Jesus and His disciples arrive in a Samaritan town at mid-day, a time when no one should have been at the community well. Women went early in the day before the heat made this a more difficult journey with a heavy water pitcher or pot and it was a time for fellowship and camaraderie with other women from the town. This woman, however, comes alone in the heat of the day to get water. She engages with the man she doesn’t know who asks her for water and challenges Him as a Jew. She knows the Jews look down on Samaritans and won’t share eating or drinking vessels with them and speaks into that reality. She sets herself and her people above the Jews by speaking of “our father Jacob.” Jesus’ promise of living water breaks through her defenses and exposes her desire, “Sir, give me this water, so that I may never be thirsty or have to keep coming here to draw water.” She thinks he is speaking of magic when, in fact, He is promising something much deeper. As Jesus exposes her sinful life, she turns to religion as a way of deflecting the course of conversation yet ultimately she received the first direct revelation of Jesus, from his own lips, “I am he, the one who is speaking to you.” The revelation that Manoah didn’t receive is instead given to this sinful woman.

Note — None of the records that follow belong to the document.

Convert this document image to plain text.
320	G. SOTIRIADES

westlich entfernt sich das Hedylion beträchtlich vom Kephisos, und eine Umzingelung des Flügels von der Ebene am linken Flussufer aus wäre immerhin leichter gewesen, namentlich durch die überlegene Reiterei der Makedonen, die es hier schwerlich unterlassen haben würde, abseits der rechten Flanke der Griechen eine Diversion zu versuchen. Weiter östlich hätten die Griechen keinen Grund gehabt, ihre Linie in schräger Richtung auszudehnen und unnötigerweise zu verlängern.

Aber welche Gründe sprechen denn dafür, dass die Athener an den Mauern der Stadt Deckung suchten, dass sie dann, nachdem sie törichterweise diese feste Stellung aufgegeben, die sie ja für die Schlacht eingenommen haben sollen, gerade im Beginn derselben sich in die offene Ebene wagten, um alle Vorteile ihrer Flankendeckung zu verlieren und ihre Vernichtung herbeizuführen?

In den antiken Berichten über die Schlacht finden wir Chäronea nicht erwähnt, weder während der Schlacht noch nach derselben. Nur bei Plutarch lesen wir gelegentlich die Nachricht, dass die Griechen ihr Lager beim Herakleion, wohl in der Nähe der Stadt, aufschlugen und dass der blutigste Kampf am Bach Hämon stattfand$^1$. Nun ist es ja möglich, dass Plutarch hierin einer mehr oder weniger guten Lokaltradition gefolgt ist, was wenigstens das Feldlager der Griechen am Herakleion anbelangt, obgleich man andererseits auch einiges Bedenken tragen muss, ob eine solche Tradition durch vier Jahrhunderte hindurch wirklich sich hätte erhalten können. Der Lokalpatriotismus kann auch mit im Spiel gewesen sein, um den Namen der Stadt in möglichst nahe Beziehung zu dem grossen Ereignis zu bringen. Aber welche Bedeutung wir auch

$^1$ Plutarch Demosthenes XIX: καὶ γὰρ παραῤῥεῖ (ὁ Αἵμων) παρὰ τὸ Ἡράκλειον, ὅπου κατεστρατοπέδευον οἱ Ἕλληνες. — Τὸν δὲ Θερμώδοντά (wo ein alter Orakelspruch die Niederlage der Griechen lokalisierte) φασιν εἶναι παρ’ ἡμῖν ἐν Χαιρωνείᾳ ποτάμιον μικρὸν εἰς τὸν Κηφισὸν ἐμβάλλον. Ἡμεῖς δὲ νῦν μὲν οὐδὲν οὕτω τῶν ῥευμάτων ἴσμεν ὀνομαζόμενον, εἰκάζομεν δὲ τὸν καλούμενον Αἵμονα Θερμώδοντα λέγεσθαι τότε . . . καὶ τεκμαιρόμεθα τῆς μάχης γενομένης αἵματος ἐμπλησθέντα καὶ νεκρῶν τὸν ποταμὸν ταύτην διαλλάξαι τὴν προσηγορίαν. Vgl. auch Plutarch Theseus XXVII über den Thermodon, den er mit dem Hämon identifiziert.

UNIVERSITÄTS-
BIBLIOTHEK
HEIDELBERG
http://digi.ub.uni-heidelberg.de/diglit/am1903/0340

The apostles define their role in the new church as devoted to prayer and serving the word and therefore instruct the congregation to raise up other men for the work of distributing food to the widows. The qualifications were that they be men of good standing, full of the Spirit and wisdom. In Paul’s letters to Timothy and Titus he gives further qualifications but those really are little more than definitions of the terms used here. One of those deacons was Stephen and here we see that the early church’s message was clear and those who heard it and saw the effect it was having in drawing people knew that it was a threat and determined to stamp it out. It wasn’t for his skill at waiting tables that Stephen was tried, it was his proclamation. Deacons, it seems, had a preaching ministry as well as the jobs for which they were originally chosen to perform.

With my mouth I will give great thanks to the Lord;
I will praise him in the midst of the throng.
For he stands at the right hand of the needy,
to save them from those who would condemn them to death.